COMIC REVIEW: Translucid #1


translucid-1Newly released from prison, the criminal mastermind known only as The Horse is dismayed to find that his arch-nemesis, The Navigator, has been derelict in his duties as the world’s greatest superhero while The Horse was away. Though other super-criminals such as The Apocalypse Three have harassed the city, The Navigator – for some reason – cannot be bothered to aid the police in stopping them. Fearing that his arch-foe may no longer be a worthy hero, The Horse sets out to determine just how The Navigator became a hero… and then take his greatest enemy and best friend apart from the inside out.

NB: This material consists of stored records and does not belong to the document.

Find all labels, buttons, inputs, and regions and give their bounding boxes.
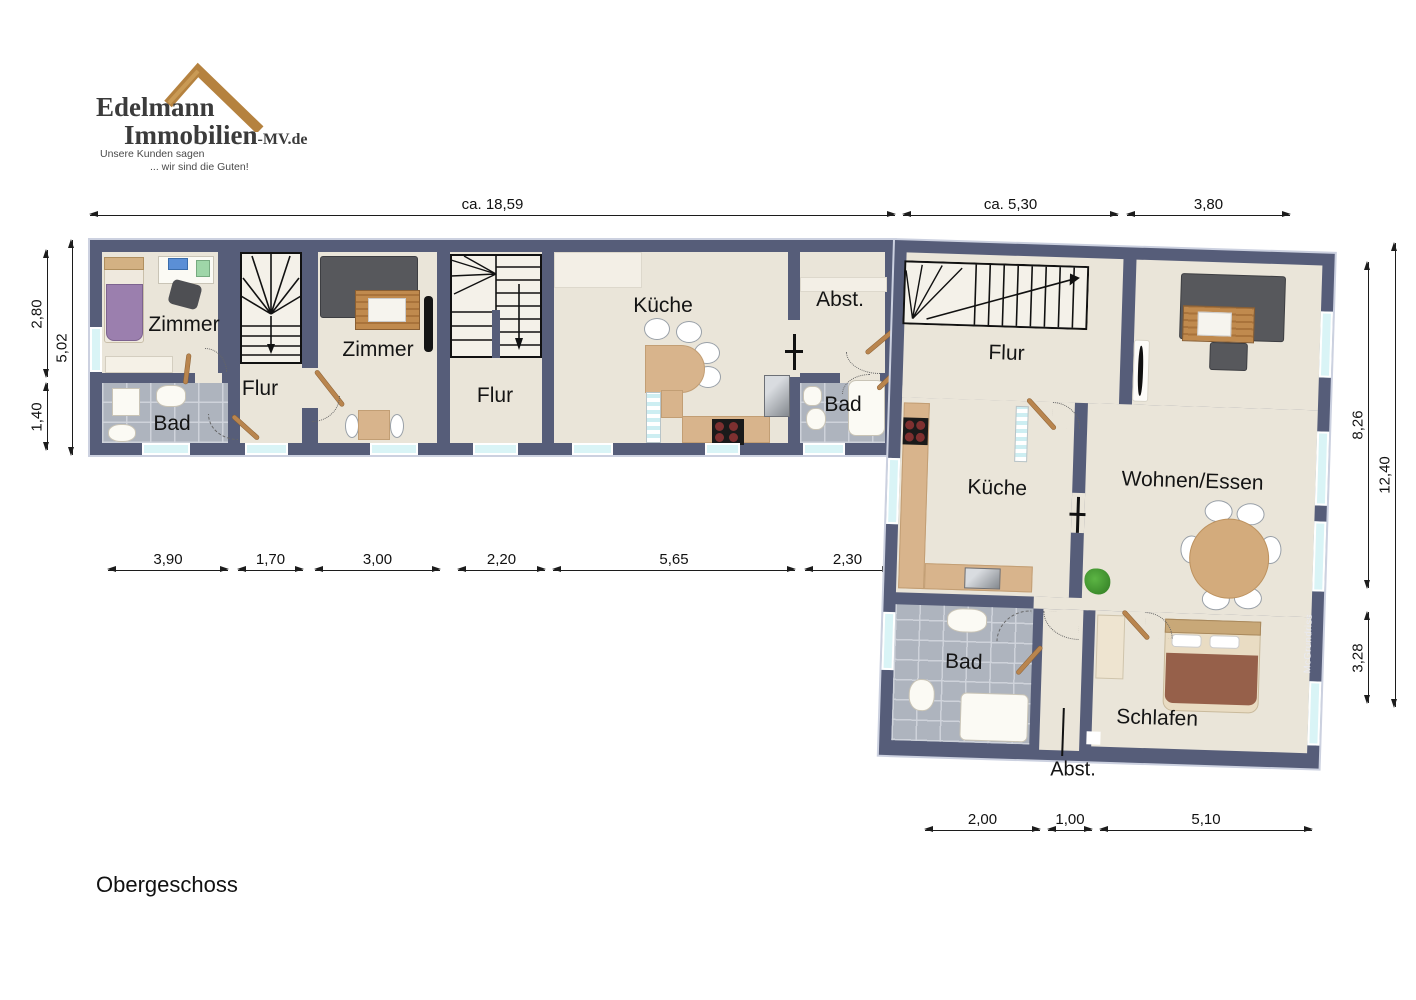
kitchen-sink <box>764 375 790 417</box>
chair <box>345 414 359 438</box>
window <box>142 443 190 455</box>
floorplan-page: Edelmann Immobilien-MV.de Unsere Kunden … <box>0 0 1416 1000</box>
dim-bot-3: 5,10 <box>1100 830 1312 831</box>
room-label-flur3: Flur <box>988 341 1025 366</box>
dim-left-502: 5,02 <box>72 240 73 455</box>
chair <box>676 321 702 343</box>
bed-blanket <box>1165 653 1259 706</box>
dim-mid-3: 3,00 <box>315 570 440 571</box>
staircase-icon <box>240 252 302 364</box>
burner <box>916 421 925 430</box>
room-label-flur2: Flur <box>477 384 513 408</box>
bed-blanket <box>106 284 143 341</box>
wall-niche <box>1086 731 1100 744</box>
burner <box>729 433 738 442</box>
window <box>1319 311 1333 377</box>
washing-machine <box>112 388 140 416</box>
desk-pad <box>196 260 210 277</box>
sink <box>947 608 988 633</box>
company-logo: Edelmann Immobilien-MV.de Unsere Kunden … <box>92 60 332 178</box>
kitchen-sink <box>964 567 1001 589</box>
room-label-kueche1: Küche <box>633 294 693 318</box>
kitchen-cabinet <box>554 252 642 288</box>
burner <box>905 432 914 441</box>
room-label-schlafen: Schlafen <box>1116 705 1198 732</box>
radiator <box>646 392 661 443</box>
dim-mid-2: 1,70 <box>238 570 303 571</box>
window <box>705 443 740 455</box>
window <box>90 327 102 372</box>
staircase-icon <box>450 254 542 358</box>
dim-bot-2: 1,00 <box>1048 830 1092 831</box>
stove <box>903 417 929 445</box>
window <box>881 612 895 670</box>
window <box>572 443 613 455</box>
window <box>886 458 900 524</box>
room-label-kueche2: Küche <box>967 475 1027 501</box>
dim-right-1240: 12,40 <box>1395 243 1396 707</box>
dim-mid-4: 2,20 <box>458 570 545 571</box>
dim-mid-1: 3,90 <box>108 570 228 571</box>
burner <box>729 422 738 431</box>
toilet <box>806 408 826 430</box>
toilet <box>108 424 136 442</box>
room-label-bad1: Bad <box>153 412 190 436</box>
dim-top-2: ca. 5,30 <box>903 215 1118 216</box>
logo-name-line1: Edelmann <box>96 94 215 121</box>
window <box>473 443 518 455</box>
dim-top-3: 3,80 <box>1127 215 1290 216</box>
door-opening <box>1033 597 1088 611</box>
burner <box>715 433 724 442</box>
kitchen-counter <box>645 345 705 393</box>
burner <box>715 422 724 431</box>
right-wing: Flur Wohnen/Essen Küche Bad Schlafen McG… <box>879 240 1335 769</box>
staircase-icon <box>902 260 1089 330</box>
pillow <box>1209 635 1239 649</box>
dresser <box>105 356 173 373</box>
window <box>370 443 418 455</box>
table-top <box>1197 312 1232 337</box>
dim-mid-6: 2,30 <box>805 570 890 571</box>
dim-top-1: ca. 18,59 <box>90 215 895 216</box>
door-threshold <box>785 350 803 353</box>
radiator <box>1014 406 1029 462</box>
window <box>1307 681 1321 745</box>
logo-tagline-1: Unsere Kunden sagen <box>100 148 205 160</box>
chair <box>644 318 670 340</box>
wardrobe <box>1095 615 1125 680</box>
bed-headboard <box>104 257 144 270</box>
sink <box>803 386 822 406</box>
pillow <box>1171 634 1201 648</box>
room-label-wohnen: Wohnen/Essen <box>1121 467 1264 495</box>
door-opening <box>1130 600 1155 613</box>
dim-bot-1: 2,00 <box>925 830 1040 831</box>
toilet <box>908 679 935 712</box>
door-threshold <box>1069 513 1085 516</box>
logo-name-suffix: -MV.de <box>258 131 308 148</box>
window <box>1315 431 1329 505</box>
tv <box>424 296 433 352</box>
page-title: Obergeschoss <box>96 872 238 898</box>
sink <box>156 385 186 407</box>
room-label-abst1: Abst. <box>816 288 864 312</box>
dim-mid-5: 5,65 <box>553 570 795 571</box>
table-top <box>368 298 406 322</box>
monitor <box>168 258 188 270</box>
bathtub <box>959 692 1028 742</box>
left-wing: Zimmer Flur Bad Zimmer Flur Küche Abst. … <box>90 240 895 455</box>
door-swing <box>1052 402 1081 429</box>
window <box>803 443 845 455</box>
stove <box>712 419 744 445</box>
dim-left-140: 1,40 <box>47 383 48 450</box>
burner <box>916 433 925 442</box>
ottoman <box>1209 342 1248 371</box>
logo-tagline-2: ... wir sind die Guten! <box>150 161 249 173</box>
kitchen-counter <box>661 390 683 418</box>
room-label-zimmer2: Zimmer <box>342 338 413 362</box>
door-opening <box>195 373 222 383</box>
logo-name-line2: Immobilien-MV.de <box>124 122 307 149</box>
window <box>1312 521 1326 591</box>
room-label-zimmer1: Zimmer <box>148 313 219 337</box>
room-label-abst2: Abst. <box>1050 759 1096 782</box>
room-label-flur1: Flur <box>242 377 278 401</box>
room-label-bad3: Bad <box>945 650 983 675</box>
watermark: McGrundriss <box>1302 600 1316 688</box>
dim-right-328: 3,28 <box>1368 612 1369 703</box>
burner <box>905 420 914 429</box>
dim-right-826: 8,26 <box>1368 262 1369 588</box>
window <box>245 443 288 455</box>
room-label-bad2: Bad <box>824 393 861 417</box>
dim-left-280: 2,80 <box>47 250 48 377</box>
chair <box>390 414 404 438</box>
dining-table <box>358 410 390 440</box>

It is clear almost immediately upon reading Translucid that The Navigator and The Horse are Batman and The Joker with the serial numbers filed off. It doesn’t matter anymore than it mattered in Mark Waid’s excellent series, Incorruptible, where The Plutonian and Qubit were clear expies of Superman and The Doctor. The story Translucid tells is far bigger than a simple “what if?” that DC Comics would never allow to see the light of day.

Co-written by spouses Chondra Echert and Claudio Sanchez, Translucid is less about a contest of wills between costumed heroes and villains, and more about the psychology of heroes and villains as well as the duality and dependency they both share. While this sort of thing has been examined before in other books, this first issue manages to provide a compelling hook for what the rest of the series promises to offer. Indeed, the only real fault with this issue is that it is almost entirely set-up and reads like what it is – the first chapter in a larger story.

The artwork by Daniel Bayliss proves to be a good match for the action of the issue. Bayliss’ pencils are clear and crisp, and his character designs are unique and distinctive. What really sets this issue apart, however, is the coloring. Dull, dark colors are used for the buildings and backgrounds, save for the skies which are a multi-colored gradient of bright hues. Despite having a fairly uniform look, The Horse seems to be a more lively character than he is. With his bright-white suit and a horse-head mask that drew inspiration from a knight chess piece, The Horse suggests an energy that is largely absent from The Navigator and his dark costume. This in spite of The Navigator being a more dynamic and active character!

Simply summed-up, Translucid #1 is a solid first issue. Its inspirations are clear but its purpose is no less enjoyable with that knowledge. The artwork is wonderful and the story will leave you desperate for Part Two at its conclusion.